Ultra slow clock for debugging
JRoark
Posts: 1,215
in Propeller 1
Back in the heyday of the Z80 we would occasionally need to single-step the chip to chase odd bugs. After booting at a normal speed, the clock would then be switched-over to a bounceless pushbutton or a (very slow) oscillator. As long as the RAM was static RAM, this worked fine. The chip didnt care.
Can this same strategy be used on the Prop1 (assuming we dont care about upsetting any timing-critical external components and we use a direct/non-pll clock mode)? I know the Prop1 works fine at 32khz, but will the internals hold-up to very long pauses between clock pulses? What about the Prop2?
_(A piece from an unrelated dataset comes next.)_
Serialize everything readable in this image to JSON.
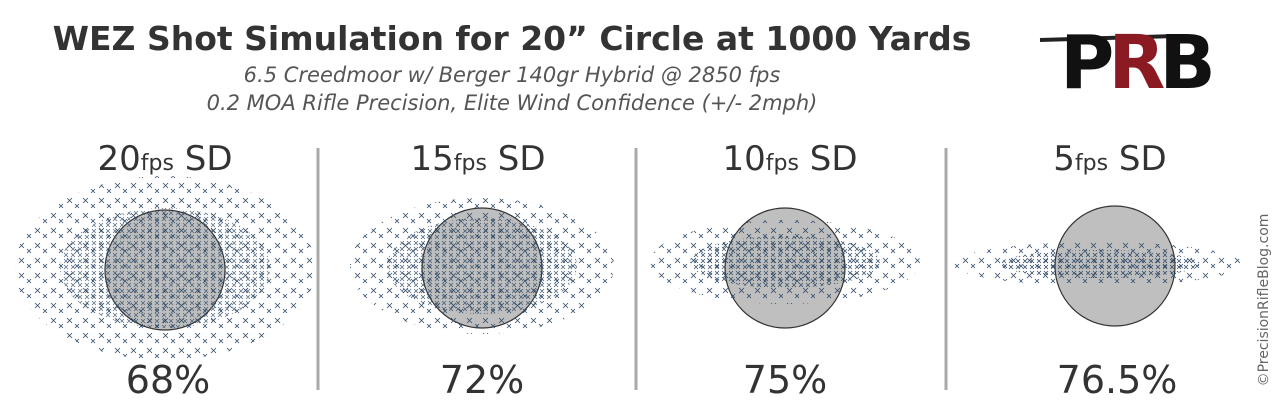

Can this same strategy be used on the Prop1 (assuming we dont care about upsetting any timing-critical external components and we use a direct/non-pll clock mode)? I know the Prop1 works fine at 32khz, but will the internals hold-up to very long pauses between clock pulses? What about the Prop2?
Comments
Yes, you can clock the P1 as slow as you like.
Cronk: here is what I’m doing. YMMV. Make yourself a bounceless pushbutton (BPB) circuit and wire it to the Prop clock_in pin via a couple of gates. What you want is basically a data selector circuit that allows switching between the “fast” external clock and the “slow” BPB clock using a single input as control. Tie the control line to any free Prop pin. At boot time the Prop deasserts the pin output and the “data selector” logic routes the fast external clock to the Props clock_in. When you hit the part of your code where you need to slow the clock, assert the pin. Now the “data selector” switches to feed the BPB input to the Props clock_in and you can single-step it. When you exit the function where the slow clock is needed, simply deasserting the pin puts the Prop back up to full-speed.